Na sua notícia, difundida esta quarta-feira pela Voz da América, denominada “Extradição de Nini Satar não está garantida”, Ramos Miguel diz que “ Moçambique não tem nenhum instrumento jurídico que possa usar para conseguir a extradição de Nini Satar (…)”.

O que mais me decepciona não é a notícia em si, (até aqui ainda ninguém viu o tal mandado esta entre fofocas.)
é o facto de um senhor de idade, com mais de 20 anos de experiência como jornalista, ter plagiado notícias da STV e do jornal O País, para enganar os ouvintes da VOA.Voz da América.plagiou o errado porque sobre essas notícias eu já havia mostrado o meu ângulo. Dei as explicações necessárias que até mesmo um burro era capaz de entender, mas o Ramos Miguel nada!

Ramos Miguel até entrevistou um jurista fraco, chamado Egídio Placido.(chefe da redação do jornal Zambeze)Teria feito melhor se tivesse procurado pelo meu advogado. Dava-lhe as explicações necessárias. Aliás, isto é que seria um bom jornalismo. Feito por um profissional que se preza. Na impossibilidade de falar com Nini Satar, fala com o seu representante.

O tal de Egídio Placido é citado a dizer que “há uma coisa que não está bem porque o pedido que foi aceite pelas autoridades moçambicanas foi no sentido de Nini ir fazer tratamento médico na Índia, mas ele foi a Londres sem autorização, e eu penso que a partir desse momento devia ser quebrada a liberdade condicional”.

Reparem para esta gafe.

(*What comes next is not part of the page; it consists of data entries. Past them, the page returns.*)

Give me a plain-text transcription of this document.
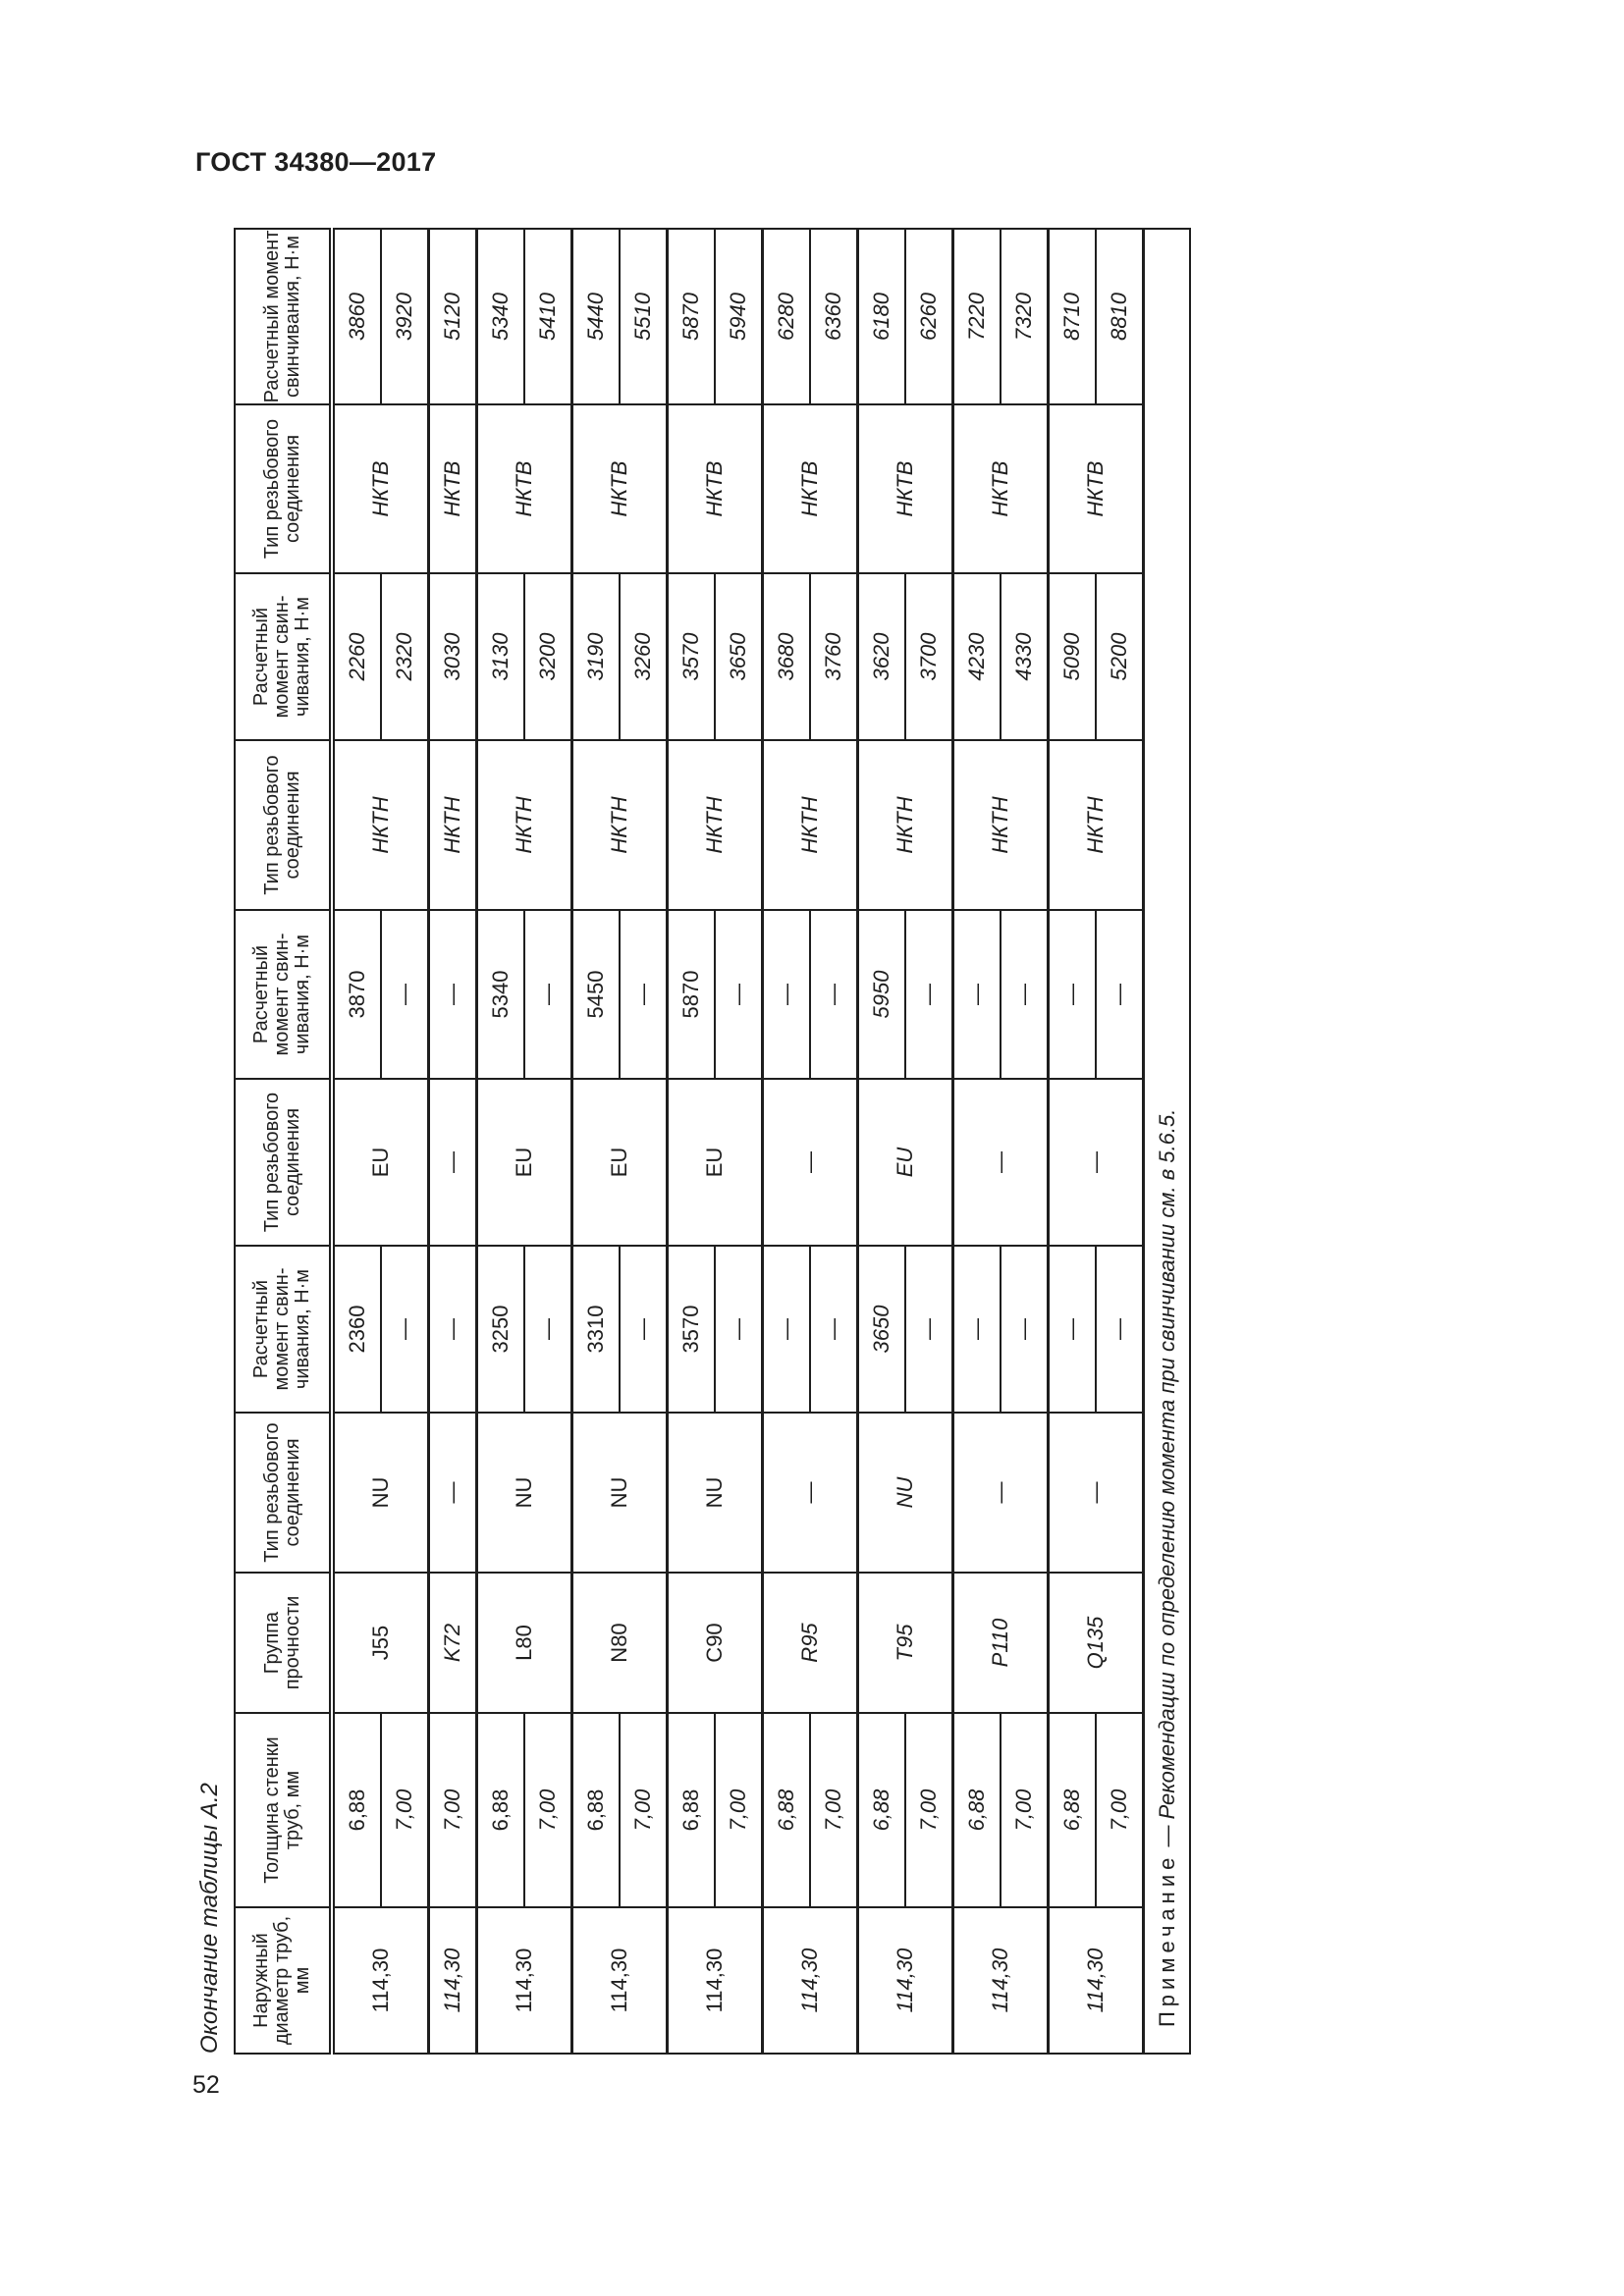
ГОСТ 34380—2017
Окончание таблицы А.2	Наружный диаметр труб, мм	Толщина стенки труб, мм	Группа прочности	Тип резьбового соединения	Расчетный момент свинчивания, Н·м	Тип резьбового соединения	Расчетный момент свинчивания, Н·м	Тип резьбового соединения	Расчетный момент свинчивания, Н·м	Тип резьбового соединения	Расчетный момент свинчивания, Н·м
114,30	6,88	J55	NU	2360	EU	3870	НКТН	2260	НКТВ	3860
	7,00			—		—		2320		3920
114,30	7,00	K72	—	—	—	—	НКТН	3030	НКТВ	5120
114,30	6,88	L80	NU	3250	EU	5340	НКТН	3130	НКТВ	5340
	7,00			—		—		3200		5410
114,30	6,88	N80	NU	3310	EU	5450	НКТН	3190	НКТВ	5440
	7,00			—		—		3260		5510
114,30	6,88	C90	NU	3570	EU	5870	НКТН	3570	НКТВ	5870
	7,00			—		—		3650		5940
114,30	6,88	R95	—	—	—	—	НКТН	3680	НКТВ	6280
	7,00			—		—		3760		6360
114,30	6,88	T95	NU	3650	EU	5950	НКТН	3620	НКТВ	6180
	7,00			—		—		3700		6260
114,30	6,88	P110	—	—	—	—	НКТН	4230	НКТВ	7220
	7,00			—		—		4330		7320
114,30	6,88	Q135	—	—	—	—	НКТН	5090	НКТВ	8710
	7,00			—		—		5200		8810
Примечание — Рекомендации по определению момента при свинчивании см. в 5.6.5.										
52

Na terça-feira, o jornal “Magazine Independente” publicou um despacho que autorizava a minha deslocação da Índia para o Reino Unido. Este despacho é do competente tribunal não é da invenção de Nini Satar. Será que Ramos Miguel e o seu entrevistado não lêem jornais? Vou anexar aqui o respectivo despacho, aproveitem ver.

O Ramos Miguel se quer falar de assuntos como este, deve procurar pessoas abalizadas. Esse Egídio Plácido fosse um bom jurista, saberia dar o benefício da dúvida. Ou seja, devia abster-se de comentar assuntos que não são do seu domínio. Caíram ambos no ridículo.

E pior para o Ramos Miguel. Tantos anos de jornalismo para nada? E eu como sou capaz, farei chegar a meu posicionamento à VOA. Ramos Miguel, para além de escrever barbaridades, plagiou uma notícia difundida por outra imprensa. Vergonhoso.

Se alguém é atento, há-de perceber que a mesma notícia até foi publicada por quase todos os jornais moçambicanos. Ou seja, todos publicaram a mesma mentira. Até quando Moçambique? Será que o país não merece profissionais de qualidade? Isto ainda é problema de estômago? Já começo a desconfiar. Há aqui muitas sapatarias.

O Ramos Miguel até já devia ter ido à reforma. Que orgulho terá de tantos anos de jornalismo se a mediocridade ainda cola-se-lhe. Vejo que tenho capacidade e qualidade para ser professor de muitos. Não é admissível que haja burros velhos.

Sabem o que dizia Paul Joseph Goebbels? “Uma mentira repetida mil vezes torna-se verdade”. Este senhor foi ministro da Propaganda de Adolf Hitler na Alemanha Nazista.”